Granville Sewell has dramatic news for gardeners

by Joe Felsenstein,

Granville Sewell is a mathematician at the University of Texas, El Paso, who is an expert on numerical solution of differential equations. He is also the author of repeated arguments that the Second Law of Thermodynamics makes it impossible for evolution to improve living organisms.

The obvious reply is that the biosphere is not an isolated, closed system, that to come near having one, we must also include the sun which undergoes a huge increase of entropy as it radiates energy, that more than compensates for the much smaller decrease of entropy involved in the evolution of life.

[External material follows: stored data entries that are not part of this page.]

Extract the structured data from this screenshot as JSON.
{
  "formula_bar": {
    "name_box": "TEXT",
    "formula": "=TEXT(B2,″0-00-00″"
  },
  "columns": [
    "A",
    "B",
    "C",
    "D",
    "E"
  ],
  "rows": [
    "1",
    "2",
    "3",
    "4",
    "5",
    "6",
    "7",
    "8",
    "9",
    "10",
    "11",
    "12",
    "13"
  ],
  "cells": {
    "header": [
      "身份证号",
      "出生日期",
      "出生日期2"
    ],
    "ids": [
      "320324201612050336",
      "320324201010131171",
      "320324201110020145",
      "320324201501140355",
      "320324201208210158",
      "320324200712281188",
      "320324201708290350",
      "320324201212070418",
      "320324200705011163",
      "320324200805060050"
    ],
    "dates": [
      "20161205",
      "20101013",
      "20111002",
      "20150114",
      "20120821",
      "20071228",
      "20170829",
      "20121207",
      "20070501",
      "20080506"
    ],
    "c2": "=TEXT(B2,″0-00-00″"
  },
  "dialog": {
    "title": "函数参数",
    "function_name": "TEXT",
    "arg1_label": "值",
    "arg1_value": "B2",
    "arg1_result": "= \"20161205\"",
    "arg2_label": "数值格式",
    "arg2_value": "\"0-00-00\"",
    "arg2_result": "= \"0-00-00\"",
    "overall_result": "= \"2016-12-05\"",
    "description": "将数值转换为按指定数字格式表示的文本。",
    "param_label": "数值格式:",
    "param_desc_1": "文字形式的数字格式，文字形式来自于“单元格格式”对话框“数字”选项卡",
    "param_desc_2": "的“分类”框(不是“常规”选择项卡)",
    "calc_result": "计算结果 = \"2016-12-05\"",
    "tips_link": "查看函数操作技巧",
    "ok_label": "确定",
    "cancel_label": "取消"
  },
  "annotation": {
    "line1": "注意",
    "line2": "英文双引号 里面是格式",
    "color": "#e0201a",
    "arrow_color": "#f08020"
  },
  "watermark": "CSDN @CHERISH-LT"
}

William Dembski, at Uncommon Descent, has announced that a paper by Sewell is in press at Applied Mathematics Letters. Sewell makes available a preprint version here. It is the same argument Sewell has been making lately:

Thus the equations for entropy change do not support the illogical “compensation” idea; instead, they illustrate the tautology that “if an increase in order is extremely improbable when a system is closed, it is still extremely improbable when the system is open, unless something is entering which makes it not extremely improbable”.

And Sewell does not think that anything has entered the Earth that explains the decrease of entropy by evolution of life because, as he said in a paper in The Mathematical Intelligencer in 2001:

if all we see entering is radiation and meteorite fragments, it seems clear that what is entering through the boundary cannot explain the increase in order observed here.

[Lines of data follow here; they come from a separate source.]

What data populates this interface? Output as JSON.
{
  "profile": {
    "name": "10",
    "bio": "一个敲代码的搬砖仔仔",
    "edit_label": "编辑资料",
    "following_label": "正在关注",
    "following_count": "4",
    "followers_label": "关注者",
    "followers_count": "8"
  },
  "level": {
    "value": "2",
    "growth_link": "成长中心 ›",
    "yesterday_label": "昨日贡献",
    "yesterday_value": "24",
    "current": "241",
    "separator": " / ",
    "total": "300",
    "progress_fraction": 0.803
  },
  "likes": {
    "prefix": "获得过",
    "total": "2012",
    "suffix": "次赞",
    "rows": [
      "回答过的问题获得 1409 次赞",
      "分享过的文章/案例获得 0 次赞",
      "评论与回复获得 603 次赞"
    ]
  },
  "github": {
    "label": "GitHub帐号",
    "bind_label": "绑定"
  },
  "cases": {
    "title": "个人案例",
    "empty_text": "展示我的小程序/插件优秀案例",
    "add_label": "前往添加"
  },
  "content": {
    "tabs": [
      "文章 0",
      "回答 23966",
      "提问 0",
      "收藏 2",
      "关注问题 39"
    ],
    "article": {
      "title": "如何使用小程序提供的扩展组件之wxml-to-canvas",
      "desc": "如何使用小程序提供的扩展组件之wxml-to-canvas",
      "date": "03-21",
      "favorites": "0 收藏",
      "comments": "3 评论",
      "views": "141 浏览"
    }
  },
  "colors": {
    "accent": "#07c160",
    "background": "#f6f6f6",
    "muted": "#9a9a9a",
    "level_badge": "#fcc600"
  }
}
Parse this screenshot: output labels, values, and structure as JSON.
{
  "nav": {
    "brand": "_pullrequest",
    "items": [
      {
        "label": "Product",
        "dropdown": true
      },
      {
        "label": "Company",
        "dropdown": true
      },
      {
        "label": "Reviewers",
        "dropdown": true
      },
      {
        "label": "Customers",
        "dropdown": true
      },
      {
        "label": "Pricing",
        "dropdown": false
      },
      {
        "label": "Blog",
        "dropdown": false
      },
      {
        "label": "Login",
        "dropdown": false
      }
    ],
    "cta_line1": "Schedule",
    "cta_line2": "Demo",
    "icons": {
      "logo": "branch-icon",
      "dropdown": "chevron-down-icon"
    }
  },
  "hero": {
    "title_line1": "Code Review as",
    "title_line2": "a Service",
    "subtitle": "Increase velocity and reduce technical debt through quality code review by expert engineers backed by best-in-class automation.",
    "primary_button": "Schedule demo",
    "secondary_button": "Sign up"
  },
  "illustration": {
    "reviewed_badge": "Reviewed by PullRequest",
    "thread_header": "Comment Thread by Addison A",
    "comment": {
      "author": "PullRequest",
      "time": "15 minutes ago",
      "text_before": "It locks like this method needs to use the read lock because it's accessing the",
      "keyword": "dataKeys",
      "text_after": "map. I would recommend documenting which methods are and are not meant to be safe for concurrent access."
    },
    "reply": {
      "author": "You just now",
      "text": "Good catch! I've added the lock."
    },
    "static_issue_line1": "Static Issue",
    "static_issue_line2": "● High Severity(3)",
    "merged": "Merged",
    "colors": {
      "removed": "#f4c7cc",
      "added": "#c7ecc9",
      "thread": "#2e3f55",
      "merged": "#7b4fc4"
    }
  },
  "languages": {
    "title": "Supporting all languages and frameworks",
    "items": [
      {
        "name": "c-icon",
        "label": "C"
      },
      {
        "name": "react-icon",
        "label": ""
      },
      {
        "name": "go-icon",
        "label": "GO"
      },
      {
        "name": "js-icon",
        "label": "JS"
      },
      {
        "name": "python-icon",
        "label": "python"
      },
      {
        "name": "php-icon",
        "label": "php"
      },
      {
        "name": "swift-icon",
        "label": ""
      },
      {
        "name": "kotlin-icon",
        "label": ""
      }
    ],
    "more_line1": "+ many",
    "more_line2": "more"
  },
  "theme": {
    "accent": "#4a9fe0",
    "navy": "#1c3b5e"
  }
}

We should be grateful to Sewell: he has apparently proven something astonishing.

A year ago, I pointed out here at Panda’s Thumb that if true, Sewell’s arguments showed that weeds could not grow in a garden – that a few weed seeds could not turn into weed plants bearing many of the same seeds. All we see entering the weeds is (mostly) radiation from the sun, carbon dioxide, water, and a few minerals. Following Sewell’s logic, this is not enough to explain the decrease of entropy involved in the growth of the weeds.

Sewell continues to make the same arguments. If not only the Discovery Institute, but also William Dembski and, now, Applied Mathematics Letters 1 validate Sewell’s arguments, who are we to resist? We must get the word out, especially to gardeners. Sewell’s formulation of the Second Law proves conclusively that:

* Weeds can’t grow in your garden

and for that matter

* Flowers can’t grow either.

Granville Sewell may have saved gardeners a huge amount of wasted effort.

  1. Editor: Reports indicate that the Applied Mathematics Letters has rescinded the acceptance.